İslam hukukuna göre vakıf,
bir malın mülkiyetini ve gelirini, Allah rızası için belli hizmetlere
tahsis etmektir. Daha eski çağlarda benzer kurumlar olsa bile, vakıf
esas olarak İslam medeniyetinin önemli
bir unsuru olarak gelişmiştir. Vakıfların
altın çağı Osmanlı
dönemidir. Osmanlı’nın
yükselme çağları, vakıfların da yükselme dönemidir.

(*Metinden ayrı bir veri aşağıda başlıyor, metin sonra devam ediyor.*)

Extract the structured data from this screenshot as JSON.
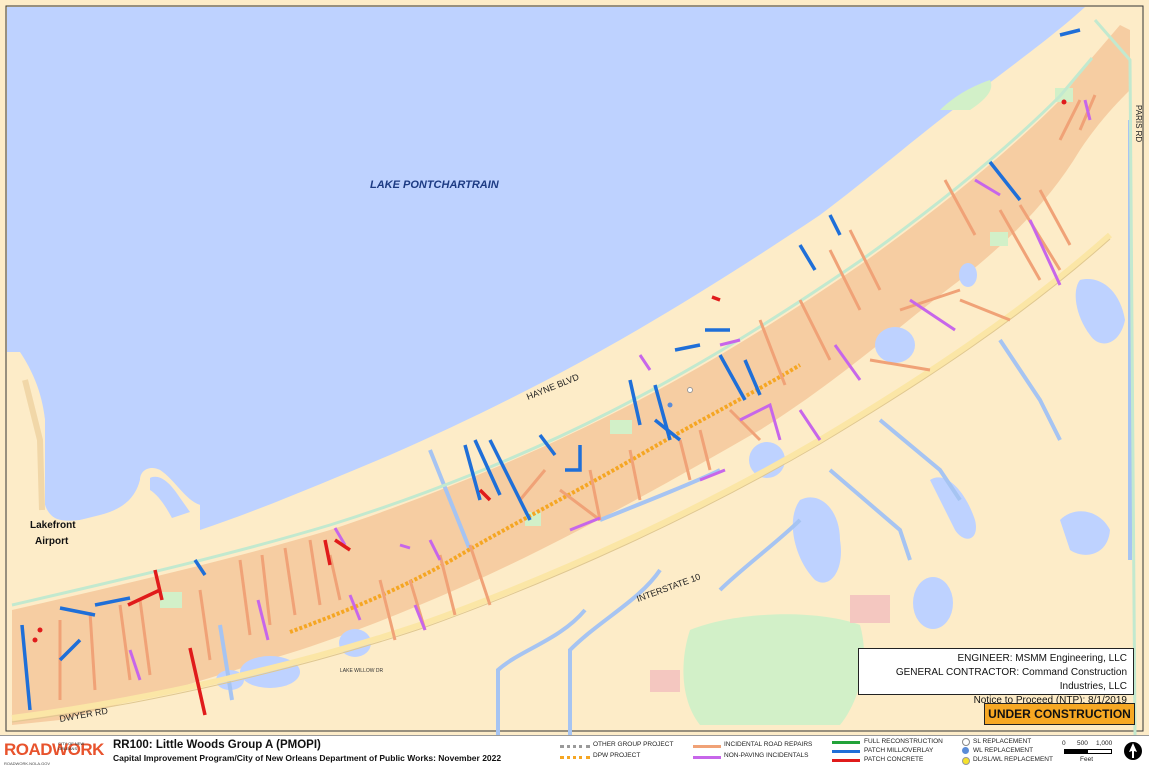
{
  "map": {
    "water_label": "LAKE PONTCHARTRAIN",
    "airport_label": "Lakefront\nAirport",
    "roads": {
      "hayne": "HAYNE BLVD",
      "interstate": "INTERSTATE 10",
      "dwyer": "DWYER RD",
      "paris": "PARIS RD",
      "lake_willow": "LAKE WILLOW DR"
    },
    "colors": {
      "lake": "#bed2ff",
      "land": "#fdecc8",
      "project_area": "#f5c89b",
      "park": "#d2f0c8",
      "canal": "#a6c4f2",
      "patch_mill": "#1f6fd8",
      "patch_concrete": "#e01b1b",
      "incidental": "#f0a277",
      "non_paving": "#c766ea",
      "dpw_project": "#f5a623"
    }
  },
  "project_info": {
    "engineer": "ENGINEER:  MSMM Engineering, LLC",
    "contractor": "GENERAL CONTRACTOR:  Command Construction Industries, LLC",
    "ntp": "Notice to Proceed (NTP):  8/1/2019"
  },
  "status": "UNDER CONSTRUCTION",
  "footer": {
    "logo_text": "ROADWORK",
    "logo_small": "CITY OF NEW ORLEANS",
    "logo_tag": "ROADWORK.NOLA.GOV",
    "title": "RR100:  Little Woods Group A (PMOPI)",
    "subtitle": "Capital Improvement Program/City of New Orleans Department of Public Works:  November 2022"
  },
  "legend": {
    "other_group": "OTHER GROUP PROJECT",
    "dpw_project": "DPW PROJECT",
    "incidental_road": "INCIDENTAL ROAD REPAIRS",
    "non_paving": "NON-PAVING INCIDENTALS",
    "full_recon": "FULL RECONSTRUCTION",
    "patch_mill": "PATCH MILL/OVERLAY",
    "patch_concrete": "PATCH CONCRETE",
    "sl_replacement": "SL REPLACEMENT",
    "wl_replacement": "WL REPLACEMENT",
    "dl_replacement": "DL/SL/WL REPLACEMENT",
    "scale_0": "0",
    "scale_500": "500",
    "scale_1000": "1,000",
    "scale_unit": "Feet"
  }
}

İmparatorluğun duraklama, gerileme
ve yıkılma dönemlerini, Türk vakıflarının
zayıflaması, gerilemesi ve yıkılışı izlemiştir. Osmanlı
Devletinde 26 binden fazla vakıf kurulduğu, bunların büyük çoğunluğunun
(%70) sosyal yardımlaşma-dayanışma, eğitim, sağlık ve bayındırlık
hizmetlerini görerek
devletin yükünü azalttığı bilinmektedir. 1770’ lerde bile Osmanlı
vakıfları, devlet bütçesinin üçte
birine eşit bir bütçeyle insanlığa karşılıksız hizmet sunmaktaydı
. İmparatorluğun başhekimi olan Ahi Ahmet Çelebi
(1436-1523) çok büyük olan servetini hastane açmak ve hekim yetiştirmek için vakfetmiştir(1). 1540
yılında sadece Anadolu
Eyaleti’nde vakıf yoluyla işletilen 110 medrese vardı. Selçuklu ve
Osmanlı’daki vakıf
medreseleri, zamanın ilmi, idari ve mali özerkliğe sahip üniversiteleriydi
(1). Selçuklu, Osmanlı ve diğer İslam ülkelerinde
ilmin ilerlediği dönemlerde
vakıfların iyi durumda olduğu ve ilme en büyük desteği verdiği
söylenebilir. Diğer taraftan, ilimde üstünlüğü Batı’ya kaptırdığımız
devirlerde vakıf sisteminin de zayıfladığı
açıktır. İbni Haldun ( 1332-1406) yaklaşık 650 yıl önce vakıf-ilim
ilişkisine şöyle dikkat çekmiştir
: “Kahire’nin
ilim, hüner ve sanat merkezi olarak kalmasında ve bu medeniyetin
korunmasında Selahaddin
Eyyubi’den beri orada (Şam ve Mısır) Türk
Devletinin kurulmuş olması bir amil olmuştur. .. Türk Beyleri
bundan dolayı pek çok medrese, tekke, zaviye, han ve imaretler bina
edip, bol gelirler temin eden vakıflara bağlamışlar.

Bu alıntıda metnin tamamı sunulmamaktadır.